Pontypool is a Canadian production set in the titular small Ontario town. You’ve read Alice Munro and Margaret Atwood, so you understand what it’s like there and why Grant Mazzy (Stephen McHattie) resents his position as a morning radio DJ in a tiny market after having been let go from his position in the city. His style and persona clash with the sensibility of Pontypool, though his assistant Laurel Ann (Georgina Reilly) is a fan. The station manager Sydney Briar (Lisa Houle) just wants the show to run smoothly.
It’s Valentine’s Day, an ordinary day, but extraordinary things begin to happen as news of riots and mass violence come in. A broadcast in French cuts into their signal asking listeners not to use the English language and to avoid terms of endearment and babytalk. What is happening?
Pontypool takes the notion of language as a virus to its metaphoric extreme. Something in the spoken word is causing a glitch in the human mind. You repeat words, you babble, you lash out violently when others fail to understand. Memetics as an outbreak. The options open to you are to speak in non-English languages or to stop speaking at all, but as William S. Burroughs said:
“Modern man has lost the option of silence… try to achieve even ten seconds of inner silence. You will encounter a resisting organism that forces you to talk. That organism is the word.”
You might ask, couldn’t this just be a radio play? And you are correct. It in fact was made into one for the CBC. But only listening means you miss out on Stephen McHattie giving expression to every emotion a face is capable of making or seeing the singing family quartet Lawrence and the Arabians in brownface [1].
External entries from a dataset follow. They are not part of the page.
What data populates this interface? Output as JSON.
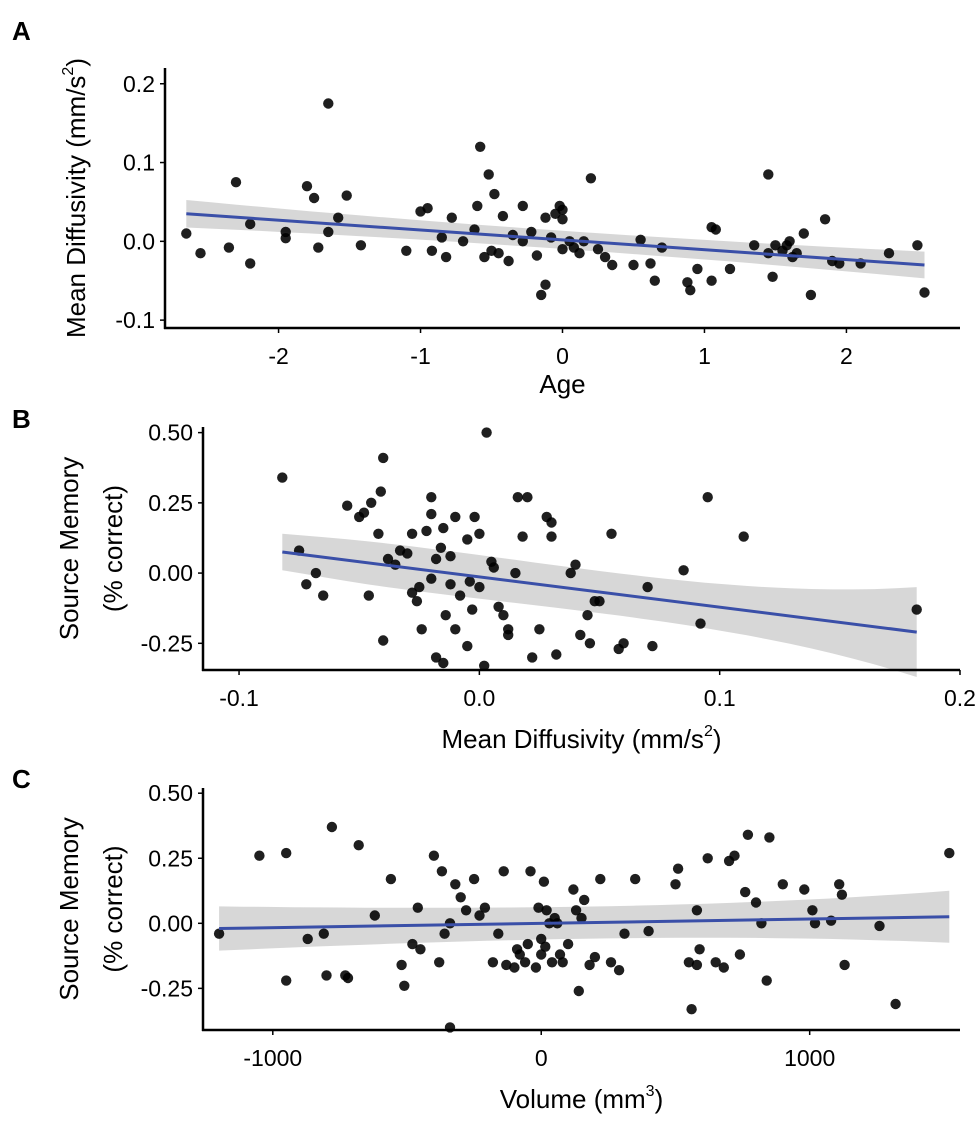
{
  "chart_data": [
    {
      "id": "A",
      "type": "scatter",
      "panel_label": "A",
      "xlabel": "Age",
      "ylabel": "Mean Diffusivity (mm/s",
      "ylabel_sup": "2",
      "ylabel_close": ")",
      "xlabel_sup": "",
      "xlabel_close": "",
      "xlim": [
        -2.8,
        2.8
      ],
      "ylim": [
        -0.11,
        0.22
      ],
      "xticks": [
        -2,
        -1,
        0,
        1,
        2
      ],
      "xtick_labels": [
        "-2",
        "-1",
        "0",
        "1",
        "2"
      ],
      "yticks": [
        -0.1,
        0.0,
        0.1,
        0.2
      ],
      "ytick_labels": [
        "-0.1",
        "0.0",
        "0.1",
        "0.2"
      ],
      "fit": {
        "x": [
          -2.65,
          2.55
        ],
        "y": [
          0.035,
          -0.03
        ],
        "ci_low": [
          0.018,
          -0.047
        ],
        "ci_high": [
          0.053,
          -0.013
        ],
        "ci_mid": [
          0.005,
          0.018
        ]
      },
      "points": [
        [
          -2.65,
          0.01
        ],
        [
          -2.55,
          -0.015
        ],
        [
          -2.35,
          -0.008
        ],
        [
          -2.3,
          0.075
        ],
        [
          -2.2,
          -0.028
        ],
        [
          -2.2,
          0.022
        ],
        [
          -1.95,
          0.012
        ],
        [
          -1.95,
          0.004
        ],
        [
          -1.8,
          0.07
        ],
        [
          -1.75,
          0.055
        ],
        [
          -1.72,
          -0.008
        ],
        [
          -1.65,
          0.012
        ],
        [
          -1.65,
          0.175
        ],
        [
          -1.58,
          0.03
        ],
        [
          -1.52,
          0.058
        ],
        [
          -1.42,
          -0.005
        ],
        [
          -1.1,
          -0.012
        ],
        [
          -1.0,
          0.038
        ],
        [
          -0.95,
          0.042
        ],
        [
          -0.92,
          -0.012
        ],
        [
          -0.85,
          0.005
        ],
        [
          -0.82,
          -0.02
        ],
        [
          -0.78,
          0.03
        ],
        [
          -0.7,
          0.0
        ],
        [
          -0.62,
          0.015
        ],
        [
          -0.6,
          0.045
        ],
        [
          -0.58,
          0.12
        ],
        [
          -0.55,
          -0.02
        ],
        [
          -0.52,
          0.085
        ],
        [
          -0.5,
          -0.012
        ],
        [
          -0.48,
          0.06
        ],
        [
          -0.45,
          -0.015
        ],
        [
          -0.42,
          0.032
        ],
        [
          -0.38,
          -0.025
        ],
        [
          -0.35,
          0.008
        ],
        [
          -0.28,
          0.0
        ],
        [
          -0.28,
          0.045
        ],
        [
          -0.22,
          0.012
        ],
        [
          -0.18,
          -0.018
        ],
        [
          -0.15,
          -0.068
        ],
        [
          -0.12,
          -0.055
        ],
        [
          -0.12,
          0.03
        ],
        [
          -0.08,
          0.005
        ],
        [
          -0.05,
          0.035
        ],
        [
          -0.02,
          0.045
        ],
        [
          0.0,
          0.04
        ],
        [
          0.0,
          0.028
        ],
        [
          0.0,
          -0.01
        ],
        [
          0.05,
          0.0
        ],
        [
          0.08,
          -0.008
        ],
        [
          0.12,
          -0.015
        ],
        [
          0.15,
          0.0
        ],
        [
          0.2,
          0.08
        ],
        [
          0.25,
          -0.01
        ],
        [
          0.3,
          -0.02
        ],
        [
          0.35,
          -0.03
        ],
        [
          0.5,
          -0.03
        ],
        [
          0.55,
          0.002
        ],
        [
          0.62,
          -0.028
        ],
        [
          0.65,
          -0.05
        ],
        [
          0.7,
          -0.008
        ],
        [
          0.88,
          -0.052
        ],
        [
          0.9,
          -0.062
        ],
        [
          0.95,
          -0.035
        ],
        [
          1.05,
          -0.05
        ],
        [
          1.05,
          0.018
        ],
        [
          1.08,
          0.015
        ],
        [
          1.18,
          -0.035
        ],
        [
          1.35,
          -0.005
        ],
        [
          1.45,
          0.085
        ],
        [
          1.45,
          -0.015
        ],
        [
          1.48,
          -0.045
        ],
        [
          1.5,
          -0.005
        ],
        [
          1.55,
          -0.012
        ],
        [
          1.58,
          -0.005
        ],
        [
          1.6,
          0.0
        ],
        [
          1.62,
          -0.02
        ],
        [
          1.65,
          -0.015
        ],
        [
          1.7,
          0.01
        ],
        [
          1.75,
          -0.068
        ],
        [
          1.85,
          0.028
        ],
        [
          1.9,
          -0.025
        ],
        [
          1.95,
          -0.028
        ],
        [
          2.1,
          -0.028
        ],
        [
          2.3,
          -0.015
        ],
        [
          2.5,
          -0.005
        ],
        [
          2.55,
          -0.065
        ]
      ]
    },
    {
      "id": "B",
      "type": "scatter",
      "panel_label": "B",
      "xlabel": "Mean Diffusivity (mm/s",
      "xlabel_sup": "2",
      "xlabel_close": ")",
      "ylabel": "Source Memory",
      "ylabel2": "(% correct)",
      "xlim": [
        -0.115,
        0.2
      ],
      "ylim": [
        -0.345,
        0.52
      ],
      "xticks": [
        -0.1,
        0.0,
        0.1,
        0.2
      ],
      "xtick_labels": [
        "-0.1",
        "0.0",
        "0.1",
        "0.2"
      ],
      "yticks": [
        -0.25,
        0.0,
        0.25,
        0.5
      ],
      "ytick_labels": [
        "-0.25",
        "0.00",
        "0.25",
        "0.50"
      ],
      "fit": {
        "x": [
          -0.082,
          0.182
        ],
        "y": [
          0.075,
          -0.21
        ],
        "ci_low": [
          0.01,
          -0.37
        ],
        "ci_high": [
          0.14,
          -0.05
        ],
        "ci_mid": [
          -0.02,
          -0.02
        ]
      },
      "points": [
        [
          -0.082,
          0.34
        ],
        [
          -0.075,
          0.08
        ],
        [
          -0.072,
          -0.04
        ],
        [
          -0.068,
          0.0
        ],
        [
          -0.065,
          -0.08
        ],
        [
          -0.055,
          0.24
        ],
        [
          -0.05,
          0.2
        ],
        [
          -0.048,
          0.215
        ],
        [
          -0.046,
          -0.08
        ],
        [
          -0.045,
          0.25
        ],
        [
          -0.042,
          0.14
        ],
        [
          -0.041,
          0.29
        ],
        [
          -0.04,
          -0.24
        ],
        [
          -0.04,
          0.41
        ],
        [
          -0.038,
          0.05
        ],
        [
          -0.035,
          0.03
        ],
        [
          -0.033,
          0.08
        ],
        [
          -0.03,
          0.07
        ],
        [
          -0.028,
          -0.07
        ],
        [
          -0.028,
          0.14
        ],
        [
          -0.026,
          -0.1
        ],
        [
          -0.025,
          -0.05
        ],
        [
          -0.024,
          -0.2
        ],
        [
          -0.022,
          0.15
        ],
        [
          -0.02,
          -0.02
        ],
        [
          -0.02,
          0.27
        ],
        [
          -0.02,
          0.21
        ],
        [
          -0.018,
          0.05
        ],
        [
          -0.018,
          -0.3
        ],
        [
          -0.016,
          0.09
        ],
        [
          -0.015,
          -0.32
        ],
        [
          -0.015,
          0.16
        ],
        [
          -0.014,
          -0.15
        ],
        [
          -0.012,
          -0.04
        ],
        [
          -0.012,
          0.06
        ],
        [
          -0.01,
          0.2
        ],
        [
          -0.01,
          -0.2
        ],
        [
          -0.008,
          -0.08
        ],
        [
          -0.005,
          0.12
        ],
        [
          -0.005,
          -0.26
        ],
        [
          -0.004,
          -0.03
        ],
        [
          -0.003,
          -0.13
        ],
        [
          -0.002,
          0.2
        ],
        [
          0.0,
          0.14
        ],
        [
          0.0,
          -0.05
        ],
        [
          0.002,
          -0.33
        ],
        [
          0.003,
          0.5
        ],
        [
          0.005,
          0.04
        ],
        [
          0.006,
          0.02
        ],
        [
          0.008,
          -0.12
        ],
        [
          0.01,
          -0.15
        ],
        [
          0.012,
          -0.2
        ],
        [
          0.012,
          -0.22
        ],
        [
          0.015,
          0.0
        ],
        [
          0.016,
          0.27
        ],
        [
          0.018,
          0.13
        ],
        [
          0.02,
          0.27
        ],
        [
          0.022,
          -0.3
        ],
        [
          0.025,
          -0.2
        ],
        [
          0.028,
          0.2
        ],
        [
          0.03,
          0.13
        ],
        [
          0.03,
          0.18
        ],
        [
          0.032,
          -0.29
        ],
        [
          0.038,
          0.0
        ],
        [
          0.04,
          0.03
        ],
        [
          0.042,
          -0.22
        ],
        [
          0.045,
          -0.15
        ],
        [
          0.046,
          -0.25
        ],
        [
          0.048,
          -0.1
        ],
        [
          0.05,
          -0.1
        ],
        [
          0.055,
          0.14
        ],
        [
          0.058,
          -0.27
        ],
        [
          0.06,
          -0.25
        ],
        [
          0.07,
          -0.05
        ],
        [
          0.072,
          -0.26
        ],
        [
          0.085,
          0.01
        ],
        [
          0.092,
          -0.18
        ],
        [
          0.095,
          0.27
        ],
        [
          0.11,
          0.13
        ],
        [
          0.182,
          -0.13
        ]
      ]
    },
    {
      "id": "C",
      "type": "scatter",
      "panel_label": "C",
      "xlabel": "Volume (mm",
      "xlabel_sup": "3",
      "xlabel_close": ")",
      "ylabel": "Source Memory",
      "ylabel2": "(% correct)",
      "xlim": [
        -1260,
        1560
      ],
      "ylim": [
        -0.41,
        0.52
      ],
      "xticks": [
        -1000,
        0,
        1000
      ],
      "xtick_labels": [
        "-1000",
        "0",
        "1000"
      ],
      "yticks": [
        -0.25,
        0.0,
        0.25,
        0.5
      ],
      "ytick_labels": [
        "-0.25",
        "0.00",
        "0.25",
        "0.50"
      ],
      "fit": {
        "x": [
          -1200,
          1520
        ],
        "y": [
          -0.02,
          0.025
        ],
        "ci_low": [
          -0.1,
          -0.07
        ],
        "ci_high": [
          0.07,
          0.13
        ],
        "ci_mid": [
          -0.005,
          -0.005
        ]
      },
      "points": [
        [
          -1200,
          -0.04
        ],
        [
          -1050,
          0.26
        ],
        [
          -950,
          0.27
        ],
        [
          -950,
          -0.22
        ],
        [
          -870,
          -0.06
        ],
        [
          -810,
          -0.04
        ],
        [
          -800,
          -0.2
        ],
        [
          -780,
          0.37
        ],
        [
          -730,
          -0.2
        ],
        [
          -720,
          -0.21
        ],
        [
          -680,
          0.3
        ],
        [
          -620,
          0.03
        ],
        [
          -560,
          0.17
        ],
        [
          -520,
          -0.16
        ],
        [
          -510,
          -0.24
        ],
        [
          -480,
          -0.08
        ],
        [
          -460,
          0.06
        ],
        [
          -450,
          -0.1
        ],
        [
          -400,
          0.26
        ],
        [
          -380,
          -0.15
        ],
        [
          -370,
          0.2
        ],
        [
          -360,
          -0.04
        ],
        [
          -340,
          0.0
        ],
        [
          -340,
          -0.4
        ],
        [
          -320,
          0.15
        ],
        [
          -300,
          0.1
        ],
        [
          -280,
          0.05
        ],
        [
          -250,
          0.17
        ],
        [
          -230,
          0.03
        ],
        [
          -210,
          0.06
        ],
        [
          -180,
          -0.15
        ],
        [
          -160,
          -0.04
        ],
        [
          -140,
          0.2
        ],
        [
          -130,
          -0.16
        ],
        [
          -100,
          -0.17
        ],
        [
          -90,
          -0.1
        ],
        [
          -80,
          -0.12
        ],
        [
          -60,
          -0.15
        ],
        [
          -50,
          -0.08
        ],
        [
          -40,
          0.2
        ],
        [
          -20,
          -0.17
        ],
        [
          -10,
          0.06
        ],
        [
          0,
          -0.12
        ],
        [
          0,
          -0.06
        ],
        [
          10,
          0.16
        ],
        [
          15,
          -0.09
        ],
        [
          20,
          0.05
        ],
        [
          30,
          0.0
        ],
        [
          40,
          -0.15
        ],
        [
          50,
          0.02
        ],
        [
          60,
          0.0
        ],
        [
          70,
          -0.12
        ],
        [
          80,
          -0.15
        ],
        [
          100,
          -0.08
        ],
        [
          120,
          0.13
        ],
        [
          130,
          0.05
        ],
        [
          140,
          -0.26
        ],
        [
          150,
          0.02
        ],
        [
          160,
          0.09
        ],
        [
          180,
          -0.16
        ],
        [
          200,
          -0.13
        ],
        [
          220,
          0.17
        ],
        [
          260,
          -0.15
        ],
        [
          290,
          -0.18
        ],
        [
          310,
          -0.04
        ],
        [
          350,
          0.17
        ],
        [
          400,
          -0.03
        ],
        [
          500,
          0.15
        ],
        [
          510,
          0.21
        ],
        [
          550,
          -0.15
        ],
        [
          560,
          -0.33
        ],
        [
          580,
          -0.16
        ],
        [
          580,
          0.05
        ],
        [
          590,
          -0.1
        ],
        [
          620,
          0.25
        ],
        [
          650,
          -0.15
        ],
        [
          680,
          -0.17
        ],
        [
          700,
          0.24
        ],
        [
          720,
          0.26
        ],
        [
          740,
          -0.12
        ],
        [
          760,
          0.12
        ],
        [
          770,
          0.34
        ],
        [
          800,
          0.08
        ],
        [
          820,
          0.0
        ],
        [
          840,
          -0.22
        ],
        [
          850,
          0.33
        ],
        [
          900,
          0.15
        ],
        [
          980,
          0.13
        ],
        [
          1010,
          0.05
        ],
        [
          1020,
          0.0
        ],
        [
          1080,
          0.01
        ],
        [
          1110,
          0.15
        ],
        [
          1120,
          0.11
        ],
        [
          1130,
          -0.16
        ],
        [
          1260,
          -0.01
        ],
        [
          1320,
          -0.31
        ],
        [
          1520,
          0.27
        ]
      ]
    }
  ]
}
All of the performances are excellent, the dialogue is clever without feeling forced, and the central idea is strong enough to carry a whole film. It’s also defiantly Canadian beyond even the government policy of dual lingualism being a plot point. It’s the rare modern “zombie” film where the protagonists avoid violence, and are disturbed whenever they are forced to commit it. It’s not for nothing that so much in the film hinges on the phrase, “Kill is kiss.”
[1] The father is played by Tony Burgess, who wrote the screenplay based on his book Pontypool Changes Everything.